Thursday, February 15, 2018

#ReadSoulLit Day 15: Favorite Memoir

One of my favorite memoirs is an older one that I read quite some time ago. Growing up in Little Rock, the history of Central High School is taught in school and everyone just 'knows' about it, but as a young person I didn't really understood the significance of what happened. I just took it for fact and at the time thought that it was something that happened a long time ago when really it was just the generation/generation and a half before that had to wage that war. My mother was a little girl and living in rural Arkansas when Central High was integrated. When I read this memoir as an adult, it blew my mind how recent this history is. I didn't truly comprehend and appreciate just how the actions and bravery of the Little Rock Nine directly benefited me as a young Black student. Reading Beals' memoir is eye opening and inspiring and one that I would recommend to any reader. 

(Photo from Warriors Don't Cry)

I love when memoirs have personal or meaningful pictures included. There aren't many photos in this memoir, but there are some interesting ones. This one of Beals on the steps of the Supreme Court with none other than Thurgood Marshall is powerful. 
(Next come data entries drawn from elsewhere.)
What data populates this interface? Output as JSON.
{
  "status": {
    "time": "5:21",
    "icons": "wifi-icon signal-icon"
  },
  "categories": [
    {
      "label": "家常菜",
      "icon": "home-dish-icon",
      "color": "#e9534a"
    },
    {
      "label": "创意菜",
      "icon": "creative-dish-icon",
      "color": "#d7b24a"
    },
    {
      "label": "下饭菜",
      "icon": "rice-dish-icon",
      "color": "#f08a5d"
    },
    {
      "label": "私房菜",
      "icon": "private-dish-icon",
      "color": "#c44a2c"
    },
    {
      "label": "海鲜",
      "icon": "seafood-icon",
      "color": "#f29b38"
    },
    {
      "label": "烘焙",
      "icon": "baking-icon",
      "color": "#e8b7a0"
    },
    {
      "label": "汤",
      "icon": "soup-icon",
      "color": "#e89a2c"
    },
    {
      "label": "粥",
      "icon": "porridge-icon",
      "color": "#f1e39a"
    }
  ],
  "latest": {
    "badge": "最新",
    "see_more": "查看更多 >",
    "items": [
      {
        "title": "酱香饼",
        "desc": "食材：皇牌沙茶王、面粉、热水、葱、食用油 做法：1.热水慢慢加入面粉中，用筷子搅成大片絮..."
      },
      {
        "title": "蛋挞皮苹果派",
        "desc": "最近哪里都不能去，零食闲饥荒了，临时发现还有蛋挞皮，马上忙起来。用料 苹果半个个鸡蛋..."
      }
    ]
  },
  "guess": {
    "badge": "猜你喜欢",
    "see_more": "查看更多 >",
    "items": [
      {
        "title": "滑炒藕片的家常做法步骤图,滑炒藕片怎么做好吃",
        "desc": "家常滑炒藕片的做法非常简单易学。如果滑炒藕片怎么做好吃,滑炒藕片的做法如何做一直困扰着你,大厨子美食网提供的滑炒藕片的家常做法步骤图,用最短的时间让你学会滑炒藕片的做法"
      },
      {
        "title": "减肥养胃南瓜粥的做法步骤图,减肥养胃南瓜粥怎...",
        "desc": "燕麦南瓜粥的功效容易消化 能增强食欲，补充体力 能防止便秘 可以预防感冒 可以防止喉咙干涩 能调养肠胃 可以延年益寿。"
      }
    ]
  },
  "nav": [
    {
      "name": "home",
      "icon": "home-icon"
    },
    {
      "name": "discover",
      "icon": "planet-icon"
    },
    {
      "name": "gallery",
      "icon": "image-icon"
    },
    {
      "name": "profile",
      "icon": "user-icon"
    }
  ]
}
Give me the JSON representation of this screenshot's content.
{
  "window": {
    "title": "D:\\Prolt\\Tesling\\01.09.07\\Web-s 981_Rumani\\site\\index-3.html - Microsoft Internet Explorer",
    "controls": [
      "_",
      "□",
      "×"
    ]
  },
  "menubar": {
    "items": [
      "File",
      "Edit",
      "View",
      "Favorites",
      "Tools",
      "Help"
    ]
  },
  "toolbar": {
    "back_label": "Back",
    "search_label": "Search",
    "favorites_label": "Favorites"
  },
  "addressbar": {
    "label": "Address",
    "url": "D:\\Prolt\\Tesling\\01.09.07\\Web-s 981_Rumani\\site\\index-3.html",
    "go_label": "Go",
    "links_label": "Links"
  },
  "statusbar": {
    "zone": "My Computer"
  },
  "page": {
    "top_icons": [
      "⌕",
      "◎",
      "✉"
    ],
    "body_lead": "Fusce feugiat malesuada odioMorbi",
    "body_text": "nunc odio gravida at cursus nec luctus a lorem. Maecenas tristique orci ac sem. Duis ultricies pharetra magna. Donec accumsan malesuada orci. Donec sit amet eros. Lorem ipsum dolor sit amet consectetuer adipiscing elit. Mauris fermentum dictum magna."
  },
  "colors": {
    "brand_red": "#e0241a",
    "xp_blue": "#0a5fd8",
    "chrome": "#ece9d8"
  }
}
There is also a documentary that I have not seen, but I need to find. 

The landmark 1954 Supreme Court ruling, Brown v. Board of Education, brought the promise of integration to Little Rock, Arkansas, but it was hard-won for the nine black teenagers chosen to integrate Central High School in 1957. They ran a gauntlet flanked by a rampaging mob and a heavily armed Arkansas National Guard—opposition so intense that soldiers from the elite 101st Airborne Division were called in to restore order. For Melba Beals and her eight friends those steps marked their transformation into reluctant warriors—on a battlefield that helped shape the civil rights movement.

WARRIORS DON'T CRY, drawn from Melba Beals's personal diaries, is a riveting true account of her junior year at Central High—one filled with telephone threats, brigades of attacking mothers, rogue police, fireball and acid-throwing attacks, economic blackmail, and, finally, a price upon Melba's head. With the help of her English-teacher mother; her eight fellow warriors; and her gun-toting, Bible-and-Shakespeare-loving grandmother, Melba survived. And, incredibly, from a year that would hold no sweet-sixteen parties or school plays, Melba Beals emerged with indestructible faith, courage, strength, and hope.